Avanço e recuo

A população de pandas gigantes está aumentando na natureza, informa a mais recente lista de espécies ameaçadas. Mas o gorila-do-oriente entrou no grupo dos animais que estão em perigo crítico

Panda gigante: não mais na lista de espécies criticamente em perigo

A mais recente versão da “lista vermelha” de espécies em risco de extinção, divulgada em setembro pela União Internacional para Conservação da Natureza (IUCN, na sigla em inglês), traz uma novidade animadora sobre o panda gigante, ícone dos animais ameaçados do mundo. Segundo o estudo, a população de pandas na natureza cresceu quase 17% entre 2004 e 2014, graças a esforços de conservação de florestas e de repressão à caça clandestina liderados pelo governo chinês.

Em 2014, o número de exemplares na natureza era de 1.864, ante 1.596 dez anos antes. O crescimento fez a IUCN alterar a classificação do panda de “criticamente em perigo” (um passo antes da extinção na natureza) para “em perigo”. Mas a entidade alerta que o quadro ainda é frágil, já que a mudança climática poderá destruir 35% do habitat desse animal nos próximos 80 anos.

Já o gorila-do-oriente, o maior primata da Terra, entrou na condição de “criticamente em perigo”. Suas duas subespécies – o gorila-das-montanhas e o gorila-de-grauer – habitam áreas de floresta tropical em Uganda, Ruanda e República Democrática do Congo. Em situação aflitiva há alguns anos, a população de gorilas-das-montanhas cresceu, mas hoje haveria apenas 800 deles. Já os gorilas-de-grauer seguem em baixa constante: hoje são cerca de 3.800, ante 20.000 nos anos 1980. O desmatamento, a caça clandestina e a ação de refugiados de conflitos regionais, que por falta de opção consomem a carne desses animais, são os principais obstáculos à existência da espécie.

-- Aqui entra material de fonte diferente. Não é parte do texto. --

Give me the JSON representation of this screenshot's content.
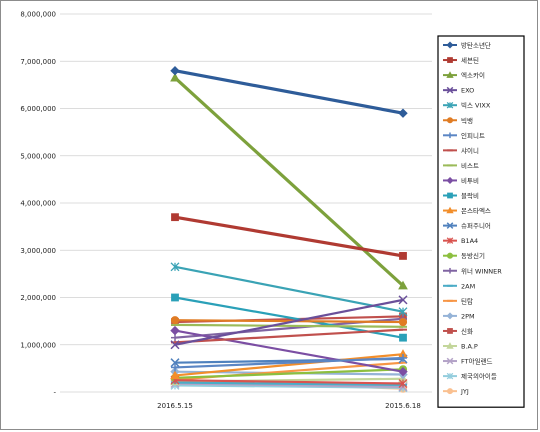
{
  "chart_data": {
    "type": "line",
    "categories": [
      "2016.5.15",
      "2015.6.18"
    ],
    "ylim": [
      0,
      8000000
    ],
    "y_ticks": [
      "-",
      "1,000,000",
      "2,000,000",
      "3,000,000",
      "4,000,000",
      "5,000,000",
      "6,000,000",
      "7,000,000",
      "8,000,000"
    ],
    "grid": true,
    "legend_position": "right",
    "series": [
      {
        "name": "방탄소년단",
        "color": "#2e5c99",
        "marker": "diamond",
        "values": [
          6800000,
          5900000
        ]
      },
      {
        "name": "세븐틴",
        "color": "#b03a32",
        "marker": "square",
        "values": [
          3700000,
          2880000
        ]
      },
      {
        "name": "엑소카이",
        "color": "#7da13c",
        "marker": "triangle",
        "values": [
          6650000,
          2250000
        ]
      },
      {
        "name": "EXO",
        "color": "#6a4f9a",
        "marker": "x",
        "values": [
          1000000,
          1950000
        ]
      },
      {
        "name": "빅스 VIXX",
        "color": "#3aa3b5",
        "marker": "star",
        "values": [
          2650000,
          1700000
        ]
      },
      {
        "name": "빅뱅",
        "color": "#e07c24",
        "marker": "circle",
        "values": [
          1520000,
          1480000
        ]
      },
      {
        "name": "인피니트",
        "color": "#5b86c4",
        "marker": "plus",
        "values": [
          520000,
          720000
        ]
      },
      {
        "name": "샤이니",
        "color": "#c0504d",
        "marker": "dash",
        "values": [
          1050000,
          1320000
        ]
      },
      {
        "name": "비스트",
        "color": "#9bbb59",
        "marker": "dash",
        "values": [
          1420000,
          1380000
        ]
      },
      {
        "name": "비투비",
        "color": "#7b4ea3",
        "marker": "diamond",
        "values": [
          1300000,
          430000
        ]
      },
      {
        "name": "블락비",
        "color": "#2aa0b8",
        "marker": "square",
        "values": [
          2000000,
          1150000
        ]
      },
      {
        "name": "몬스타엑스",
        "color": "#f28e2b",
        "marker": "triangle",
        "values": [
          350000,
          800000
        ]
      },
      {
        "name": "슈퍼주니어",
        "color": "#4f81bd",
        "marker": "x",
        "values": [
          620000,
          700000
        ]
      },
      {
        "name": "B1A4",
        "color": "#d9534f",
        "marker": "star",
        "values": [
          250000,
          180000
        ]
      },
      {
        "name": "동방신기",
        "color": "#8cbf3f",
        "marker": "circle",
        "values": [
          300000,
          480000
        ]
      },
      {
        "name": "위너 WINNER",
        "color": "#8064a2",
        "marker": "plus",
        "values": [
          1150000,
          1550000
        ]
      },
      {
        "name": "2AM",
        "color": "#4bacc6",
        "marker": "dash",
        "values": [
          200000,
          150000
        ]
      },
      {
        "name": "틴탑",
        "color": "#f79646",
        "marker": "dash",
        "values": [
          260000,
          620000
        ]
      },
      {
        "name": "2PM",
        "color": "#95b3d7",
        "marker": "diamond",
        "values": [
          430000,
          370000
        ]
      },
      {
        "name": "신화",
        "color": "#c0504d",
        "marker": "square",
        "values": [
          1480000,
          1600000
        ]
      },
      {
        "name": "B.A.P",
        "color": "#c3d69b",
        "marker": "triangle",
        "values": [
          220000,
          280000
        ]
      },
      {
        "name": "FT아일랜드",
        "color": "#b3a2c7",
        "marker": "x",
        "values": [
          180000,
          110000
        ]
      },
      {
        "name": "제국의아이들",
        "color": "#93cddd",
        "marker": "star",
        "values": [
          140000,
          90000
        ]
      },
      {
        "name": "JYJ",
        "color": "#fac090",
        "marker": "circle",
        "values": [
          240000,
          70000
        ]
      }
    ]
  }
}
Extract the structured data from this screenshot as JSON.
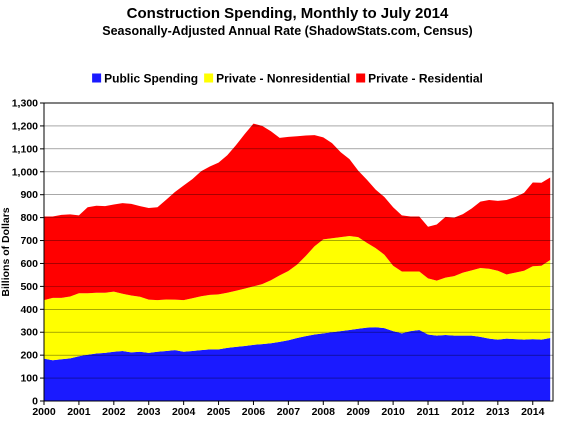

A existência de alguns parentes dos gorilas-do-oriente tampouco está fácil. Na Indonésia, o orangotango sofre com o desmatamento de áreas usadas para o cultivo de palma. E os chimpanzés voltaram a aparecer em lojas de animais de estimação, segundo a primatologista Jane Goodall. No estudo, a IUCN avaliou a condição de 82.954 espécies de animais e plantas. Dessas, 23.928 são consideradas ameaçadas. Cerca de metade das 5.107 espécies vistas como “criticamente em perigo” são plantas. Anfíbios, moluscos e peixes também possuem um grande número de espécies ameaçadas de extinção.